The aryl hydrocarbon receptor (AhR) was originally identified as a ligand-activated transcription factor that is involved in the induction of xenobiotic-metabolizing Cytochrome P4501A1 (CYP1A1). For several decades, AhR has been studied in relation to toxicology and pharmacology. With recent discoveries on novel AhR functions, AhR research has expanded into multiple aspects of physiology, such as reproduction, innate immunity and tumor suppression. In this review, we summarize and discuss recent progress in mechanistic and functional studies on AhR with particular emphasis on physiological processes.

Fig. 1

A, A schematic model for the transcriptional regulation of the AhR/Arnt activator complex and the AhRR/Arnt repressor complex. Unmodified Arnt forms a heterodimer with AhR and recruits coactivators, such as CBP/p300, to form the transcriptional activator complex. Meanwhile, Arnt forms a heterodimer with AhRR, which significantly enhances the SUMOylation of both proteins.
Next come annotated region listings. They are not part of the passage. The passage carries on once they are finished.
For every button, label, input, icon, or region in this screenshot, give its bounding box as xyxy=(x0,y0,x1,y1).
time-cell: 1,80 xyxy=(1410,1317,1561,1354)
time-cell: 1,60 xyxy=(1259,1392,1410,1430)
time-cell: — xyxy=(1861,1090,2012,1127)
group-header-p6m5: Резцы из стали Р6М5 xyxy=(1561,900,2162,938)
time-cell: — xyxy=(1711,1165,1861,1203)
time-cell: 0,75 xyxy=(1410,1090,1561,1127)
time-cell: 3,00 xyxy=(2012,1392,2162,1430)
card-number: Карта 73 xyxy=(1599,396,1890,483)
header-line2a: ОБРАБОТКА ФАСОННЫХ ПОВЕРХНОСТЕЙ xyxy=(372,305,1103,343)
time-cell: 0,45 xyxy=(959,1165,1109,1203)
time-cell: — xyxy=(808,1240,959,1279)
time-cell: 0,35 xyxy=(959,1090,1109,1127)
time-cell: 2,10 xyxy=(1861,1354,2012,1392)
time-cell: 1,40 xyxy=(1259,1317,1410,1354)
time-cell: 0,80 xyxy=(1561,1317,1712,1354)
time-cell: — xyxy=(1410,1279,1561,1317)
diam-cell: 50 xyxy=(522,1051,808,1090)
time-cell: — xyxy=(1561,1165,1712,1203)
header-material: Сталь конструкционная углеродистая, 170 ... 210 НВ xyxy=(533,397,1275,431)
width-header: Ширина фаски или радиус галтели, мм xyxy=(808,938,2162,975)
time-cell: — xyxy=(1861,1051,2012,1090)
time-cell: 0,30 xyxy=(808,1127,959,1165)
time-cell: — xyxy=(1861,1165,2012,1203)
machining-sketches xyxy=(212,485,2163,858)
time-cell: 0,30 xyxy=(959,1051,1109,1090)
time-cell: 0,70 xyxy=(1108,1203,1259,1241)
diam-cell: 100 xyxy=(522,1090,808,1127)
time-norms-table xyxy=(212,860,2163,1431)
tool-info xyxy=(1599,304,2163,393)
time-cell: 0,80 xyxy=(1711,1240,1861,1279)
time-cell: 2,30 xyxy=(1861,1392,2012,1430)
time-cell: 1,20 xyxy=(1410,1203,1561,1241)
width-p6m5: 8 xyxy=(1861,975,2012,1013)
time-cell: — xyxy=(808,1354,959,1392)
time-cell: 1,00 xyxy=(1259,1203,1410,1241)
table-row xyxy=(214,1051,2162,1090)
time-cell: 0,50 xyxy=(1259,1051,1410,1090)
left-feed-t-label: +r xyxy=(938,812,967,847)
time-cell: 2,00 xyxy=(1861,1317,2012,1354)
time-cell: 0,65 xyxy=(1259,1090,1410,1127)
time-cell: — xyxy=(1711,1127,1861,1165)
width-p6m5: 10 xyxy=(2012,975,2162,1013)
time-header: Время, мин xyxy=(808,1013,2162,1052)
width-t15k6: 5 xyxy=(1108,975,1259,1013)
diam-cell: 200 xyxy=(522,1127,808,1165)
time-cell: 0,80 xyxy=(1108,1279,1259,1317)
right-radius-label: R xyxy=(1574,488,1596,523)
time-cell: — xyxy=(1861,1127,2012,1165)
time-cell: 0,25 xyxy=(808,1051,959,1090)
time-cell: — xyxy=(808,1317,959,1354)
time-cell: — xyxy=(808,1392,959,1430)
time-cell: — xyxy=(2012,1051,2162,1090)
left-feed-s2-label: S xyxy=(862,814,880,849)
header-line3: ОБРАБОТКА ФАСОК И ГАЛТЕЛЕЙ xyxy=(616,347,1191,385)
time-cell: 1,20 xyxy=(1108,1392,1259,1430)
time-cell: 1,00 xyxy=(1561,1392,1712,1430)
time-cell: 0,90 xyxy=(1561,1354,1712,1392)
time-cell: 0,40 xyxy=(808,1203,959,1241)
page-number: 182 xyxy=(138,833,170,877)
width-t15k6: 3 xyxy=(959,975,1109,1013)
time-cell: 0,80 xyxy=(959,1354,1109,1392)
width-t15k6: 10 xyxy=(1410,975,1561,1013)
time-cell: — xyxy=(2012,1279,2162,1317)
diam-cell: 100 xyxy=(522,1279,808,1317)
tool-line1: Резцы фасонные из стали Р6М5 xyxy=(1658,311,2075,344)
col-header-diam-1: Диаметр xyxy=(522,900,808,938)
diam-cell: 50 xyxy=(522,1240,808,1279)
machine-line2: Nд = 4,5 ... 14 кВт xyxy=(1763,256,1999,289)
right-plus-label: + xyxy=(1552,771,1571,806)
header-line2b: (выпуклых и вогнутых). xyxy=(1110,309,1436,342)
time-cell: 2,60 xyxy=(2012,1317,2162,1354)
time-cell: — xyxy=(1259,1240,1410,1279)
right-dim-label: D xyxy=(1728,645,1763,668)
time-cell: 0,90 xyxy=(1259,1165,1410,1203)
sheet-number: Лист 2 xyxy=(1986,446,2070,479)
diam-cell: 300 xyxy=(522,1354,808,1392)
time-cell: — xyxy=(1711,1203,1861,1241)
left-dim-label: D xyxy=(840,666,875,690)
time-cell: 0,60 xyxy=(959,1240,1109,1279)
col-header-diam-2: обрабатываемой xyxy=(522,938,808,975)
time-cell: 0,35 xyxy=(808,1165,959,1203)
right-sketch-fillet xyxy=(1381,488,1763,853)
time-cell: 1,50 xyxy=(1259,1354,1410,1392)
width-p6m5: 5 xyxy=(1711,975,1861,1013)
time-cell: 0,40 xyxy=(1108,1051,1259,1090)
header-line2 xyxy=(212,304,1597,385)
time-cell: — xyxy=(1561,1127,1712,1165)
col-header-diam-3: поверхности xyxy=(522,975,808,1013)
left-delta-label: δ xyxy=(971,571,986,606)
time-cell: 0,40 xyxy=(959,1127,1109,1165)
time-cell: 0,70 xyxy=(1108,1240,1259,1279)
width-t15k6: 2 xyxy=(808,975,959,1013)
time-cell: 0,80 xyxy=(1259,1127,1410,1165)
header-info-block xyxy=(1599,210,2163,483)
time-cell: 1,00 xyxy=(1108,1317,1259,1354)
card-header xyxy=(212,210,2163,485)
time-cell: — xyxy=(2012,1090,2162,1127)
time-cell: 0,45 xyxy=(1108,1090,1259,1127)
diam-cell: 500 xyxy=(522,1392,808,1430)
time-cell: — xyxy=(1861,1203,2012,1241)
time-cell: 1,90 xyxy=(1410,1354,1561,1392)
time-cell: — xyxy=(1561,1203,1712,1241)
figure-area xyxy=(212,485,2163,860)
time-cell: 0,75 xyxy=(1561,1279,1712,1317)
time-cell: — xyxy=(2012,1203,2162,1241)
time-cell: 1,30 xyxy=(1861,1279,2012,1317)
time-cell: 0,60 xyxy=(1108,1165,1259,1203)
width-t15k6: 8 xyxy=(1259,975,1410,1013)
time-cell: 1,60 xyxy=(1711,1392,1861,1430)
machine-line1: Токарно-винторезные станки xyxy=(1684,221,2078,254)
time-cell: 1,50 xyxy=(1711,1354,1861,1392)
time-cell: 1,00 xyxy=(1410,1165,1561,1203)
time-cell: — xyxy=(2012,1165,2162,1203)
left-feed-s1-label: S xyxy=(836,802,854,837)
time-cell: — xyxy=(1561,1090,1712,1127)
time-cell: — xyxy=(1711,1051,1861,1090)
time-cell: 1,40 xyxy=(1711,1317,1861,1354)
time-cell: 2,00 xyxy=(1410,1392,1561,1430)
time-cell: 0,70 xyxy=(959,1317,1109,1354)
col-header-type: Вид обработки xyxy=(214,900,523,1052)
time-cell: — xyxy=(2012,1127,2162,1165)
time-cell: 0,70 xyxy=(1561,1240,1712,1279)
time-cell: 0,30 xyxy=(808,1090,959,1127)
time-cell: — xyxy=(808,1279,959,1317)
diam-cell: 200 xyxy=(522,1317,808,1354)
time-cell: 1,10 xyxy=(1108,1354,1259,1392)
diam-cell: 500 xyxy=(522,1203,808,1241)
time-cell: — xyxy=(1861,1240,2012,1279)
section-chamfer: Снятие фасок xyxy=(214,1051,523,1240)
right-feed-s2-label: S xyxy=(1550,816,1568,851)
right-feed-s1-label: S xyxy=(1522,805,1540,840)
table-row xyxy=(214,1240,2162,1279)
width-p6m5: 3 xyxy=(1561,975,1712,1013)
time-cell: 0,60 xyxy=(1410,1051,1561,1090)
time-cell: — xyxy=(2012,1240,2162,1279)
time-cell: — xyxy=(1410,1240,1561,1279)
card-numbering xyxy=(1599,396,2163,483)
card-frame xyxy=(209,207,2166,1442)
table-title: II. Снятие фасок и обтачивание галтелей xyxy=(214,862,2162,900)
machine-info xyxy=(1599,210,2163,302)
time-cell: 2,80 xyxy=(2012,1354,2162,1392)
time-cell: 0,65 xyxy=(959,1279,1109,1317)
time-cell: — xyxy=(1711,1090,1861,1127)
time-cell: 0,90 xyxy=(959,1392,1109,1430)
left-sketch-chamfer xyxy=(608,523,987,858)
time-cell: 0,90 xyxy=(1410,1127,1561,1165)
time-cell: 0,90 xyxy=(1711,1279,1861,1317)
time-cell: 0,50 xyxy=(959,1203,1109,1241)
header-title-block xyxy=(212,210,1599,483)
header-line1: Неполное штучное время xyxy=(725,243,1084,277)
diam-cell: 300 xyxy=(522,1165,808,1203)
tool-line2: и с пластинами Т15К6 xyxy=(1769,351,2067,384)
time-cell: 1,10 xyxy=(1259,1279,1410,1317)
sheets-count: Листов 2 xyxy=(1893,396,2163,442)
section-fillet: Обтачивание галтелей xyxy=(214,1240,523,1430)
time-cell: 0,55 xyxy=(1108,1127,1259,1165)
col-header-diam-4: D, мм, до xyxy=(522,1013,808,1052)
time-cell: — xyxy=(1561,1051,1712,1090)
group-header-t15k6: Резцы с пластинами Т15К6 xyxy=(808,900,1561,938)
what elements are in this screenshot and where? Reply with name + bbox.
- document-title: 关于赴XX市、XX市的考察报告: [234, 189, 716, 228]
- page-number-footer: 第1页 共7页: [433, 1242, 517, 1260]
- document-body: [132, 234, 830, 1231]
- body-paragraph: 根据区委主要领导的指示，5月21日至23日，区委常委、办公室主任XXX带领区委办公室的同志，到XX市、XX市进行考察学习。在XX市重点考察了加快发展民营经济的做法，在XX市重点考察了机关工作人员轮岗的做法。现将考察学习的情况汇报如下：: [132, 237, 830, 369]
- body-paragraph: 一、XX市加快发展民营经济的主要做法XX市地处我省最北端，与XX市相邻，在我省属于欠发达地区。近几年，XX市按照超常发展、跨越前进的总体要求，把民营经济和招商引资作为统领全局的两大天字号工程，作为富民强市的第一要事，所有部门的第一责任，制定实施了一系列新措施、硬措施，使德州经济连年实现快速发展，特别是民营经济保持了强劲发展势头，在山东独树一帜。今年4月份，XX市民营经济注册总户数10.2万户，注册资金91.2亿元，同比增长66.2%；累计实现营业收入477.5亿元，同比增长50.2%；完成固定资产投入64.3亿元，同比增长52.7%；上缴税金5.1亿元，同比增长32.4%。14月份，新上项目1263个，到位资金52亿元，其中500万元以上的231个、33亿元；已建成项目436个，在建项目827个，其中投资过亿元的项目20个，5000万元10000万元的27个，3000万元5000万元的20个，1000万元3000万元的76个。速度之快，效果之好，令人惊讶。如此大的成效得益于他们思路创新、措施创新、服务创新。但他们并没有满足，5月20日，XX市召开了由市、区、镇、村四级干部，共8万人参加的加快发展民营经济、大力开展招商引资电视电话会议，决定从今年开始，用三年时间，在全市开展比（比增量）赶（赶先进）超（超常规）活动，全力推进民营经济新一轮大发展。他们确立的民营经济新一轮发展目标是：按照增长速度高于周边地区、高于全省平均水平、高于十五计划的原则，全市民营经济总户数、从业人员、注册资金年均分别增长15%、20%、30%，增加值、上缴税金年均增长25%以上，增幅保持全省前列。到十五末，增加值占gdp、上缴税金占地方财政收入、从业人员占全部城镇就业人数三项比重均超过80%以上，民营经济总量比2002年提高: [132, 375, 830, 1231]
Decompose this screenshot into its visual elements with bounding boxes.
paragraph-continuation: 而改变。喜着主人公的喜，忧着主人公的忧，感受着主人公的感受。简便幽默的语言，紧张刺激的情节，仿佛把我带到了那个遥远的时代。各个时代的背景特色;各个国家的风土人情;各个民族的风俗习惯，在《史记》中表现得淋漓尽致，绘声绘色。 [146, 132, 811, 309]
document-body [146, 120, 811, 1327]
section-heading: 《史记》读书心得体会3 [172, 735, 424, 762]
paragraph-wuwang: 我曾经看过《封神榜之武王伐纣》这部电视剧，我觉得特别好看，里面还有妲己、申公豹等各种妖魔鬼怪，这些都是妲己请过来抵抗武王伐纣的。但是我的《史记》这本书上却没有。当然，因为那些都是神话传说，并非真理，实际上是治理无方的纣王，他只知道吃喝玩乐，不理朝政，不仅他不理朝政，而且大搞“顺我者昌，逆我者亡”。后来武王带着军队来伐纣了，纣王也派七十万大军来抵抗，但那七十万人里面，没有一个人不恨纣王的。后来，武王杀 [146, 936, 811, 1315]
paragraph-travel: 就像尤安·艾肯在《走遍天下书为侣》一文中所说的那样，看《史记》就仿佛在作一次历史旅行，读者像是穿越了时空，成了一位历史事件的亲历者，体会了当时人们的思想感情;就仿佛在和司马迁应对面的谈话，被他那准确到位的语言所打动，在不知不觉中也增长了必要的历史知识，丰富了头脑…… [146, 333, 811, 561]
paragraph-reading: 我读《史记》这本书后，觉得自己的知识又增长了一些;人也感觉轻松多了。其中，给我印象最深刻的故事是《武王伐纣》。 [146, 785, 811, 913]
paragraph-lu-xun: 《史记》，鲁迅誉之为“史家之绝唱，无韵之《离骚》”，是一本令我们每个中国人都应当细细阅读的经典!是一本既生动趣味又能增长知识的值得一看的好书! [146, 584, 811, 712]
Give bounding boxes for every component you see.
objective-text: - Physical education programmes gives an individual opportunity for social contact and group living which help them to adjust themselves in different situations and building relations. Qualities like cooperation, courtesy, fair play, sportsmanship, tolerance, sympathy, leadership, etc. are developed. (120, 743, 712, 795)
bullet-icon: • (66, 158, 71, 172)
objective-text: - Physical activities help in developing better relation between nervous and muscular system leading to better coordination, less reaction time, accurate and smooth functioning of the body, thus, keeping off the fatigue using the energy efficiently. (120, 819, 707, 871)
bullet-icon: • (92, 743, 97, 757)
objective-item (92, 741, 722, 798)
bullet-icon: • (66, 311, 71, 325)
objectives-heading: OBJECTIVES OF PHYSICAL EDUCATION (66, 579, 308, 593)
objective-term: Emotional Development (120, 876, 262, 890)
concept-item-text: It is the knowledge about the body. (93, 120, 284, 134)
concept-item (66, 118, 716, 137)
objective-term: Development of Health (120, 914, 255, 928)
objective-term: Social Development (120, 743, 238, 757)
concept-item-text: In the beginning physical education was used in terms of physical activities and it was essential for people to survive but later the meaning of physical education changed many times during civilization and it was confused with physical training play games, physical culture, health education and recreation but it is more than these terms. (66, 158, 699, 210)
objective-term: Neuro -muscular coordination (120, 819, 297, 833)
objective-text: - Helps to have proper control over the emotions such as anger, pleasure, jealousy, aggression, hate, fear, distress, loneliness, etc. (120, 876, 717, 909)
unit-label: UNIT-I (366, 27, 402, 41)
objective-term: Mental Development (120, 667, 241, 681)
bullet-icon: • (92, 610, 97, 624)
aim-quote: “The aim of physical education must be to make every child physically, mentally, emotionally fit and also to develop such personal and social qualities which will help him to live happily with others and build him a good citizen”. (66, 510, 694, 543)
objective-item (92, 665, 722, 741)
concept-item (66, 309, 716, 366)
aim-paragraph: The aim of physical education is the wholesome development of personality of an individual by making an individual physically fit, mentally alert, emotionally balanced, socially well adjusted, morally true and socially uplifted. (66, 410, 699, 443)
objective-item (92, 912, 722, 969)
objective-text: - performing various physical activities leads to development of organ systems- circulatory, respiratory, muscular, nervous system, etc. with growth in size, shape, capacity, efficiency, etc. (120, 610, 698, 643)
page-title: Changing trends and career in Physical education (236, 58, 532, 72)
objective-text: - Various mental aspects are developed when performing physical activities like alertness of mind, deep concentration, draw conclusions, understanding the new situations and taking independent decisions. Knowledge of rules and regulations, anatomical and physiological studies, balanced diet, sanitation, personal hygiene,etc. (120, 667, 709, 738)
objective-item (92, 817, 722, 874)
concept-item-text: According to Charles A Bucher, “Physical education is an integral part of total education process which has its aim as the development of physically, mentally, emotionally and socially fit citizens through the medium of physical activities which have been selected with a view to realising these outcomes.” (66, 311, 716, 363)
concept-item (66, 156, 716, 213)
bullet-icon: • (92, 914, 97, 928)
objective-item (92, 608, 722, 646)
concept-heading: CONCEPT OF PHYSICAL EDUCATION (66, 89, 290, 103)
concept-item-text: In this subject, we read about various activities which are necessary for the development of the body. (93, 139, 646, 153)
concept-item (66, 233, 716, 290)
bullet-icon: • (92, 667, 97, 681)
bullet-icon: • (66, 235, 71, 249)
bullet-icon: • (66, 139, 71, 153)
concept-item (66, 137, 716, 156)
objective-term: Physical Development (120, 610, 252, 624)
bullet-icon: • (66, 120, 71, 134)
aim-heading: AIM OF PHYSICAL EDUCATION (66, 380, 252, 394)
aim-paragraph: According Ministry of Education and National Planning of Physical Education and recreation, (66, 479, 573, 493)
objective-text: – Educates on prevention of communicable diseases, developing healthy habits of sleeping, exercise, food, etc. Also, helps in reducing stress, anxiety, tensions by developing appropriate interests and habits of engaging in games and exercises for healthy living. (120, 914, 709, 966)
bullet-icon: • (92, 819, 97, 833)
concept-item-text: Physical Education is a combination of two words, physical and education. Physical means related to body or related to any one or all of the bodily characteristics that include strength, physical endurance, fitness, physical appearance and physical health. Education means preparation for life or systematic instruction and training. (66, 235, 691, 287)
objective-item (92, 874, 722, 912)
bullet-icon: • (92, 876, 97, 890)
SUMOylated AhRR recruits corepressors ANKRA2, HDAC4, and HDAC5 to form the transcriptional repressor complex. B, A schematic representation of the full-length 701-amino acid mouse AhRR. The characterized domains represented are the basic helix-loop-helix (bHLH), Per-Arnt-Sim (PAS), and repression domain. Three putative SUMOylation sites are located within the repression domain, with the target lysine residues indicated. XRE: Xenobiotic Responsive Element; BTE: Basic Transcription Element; a GC box sequence

Fig. 2

A schematic model of the AhR- and APC-dependent β-catenin degradation pathways. Ligand-activated AhR translocates into the nucleus where it forms a ubiquitylation complex containing CUL4B and Arnt, whereas the APC-dependent-pathway functions in the cytoplasm. This function of AhR is activated by both xenobiotics and natural AhR ligands, such as indole derivatives (IAA, I3C, DIM. etc.) that are converted from dietary tryptophan and glucosinolates by intestinal microbes.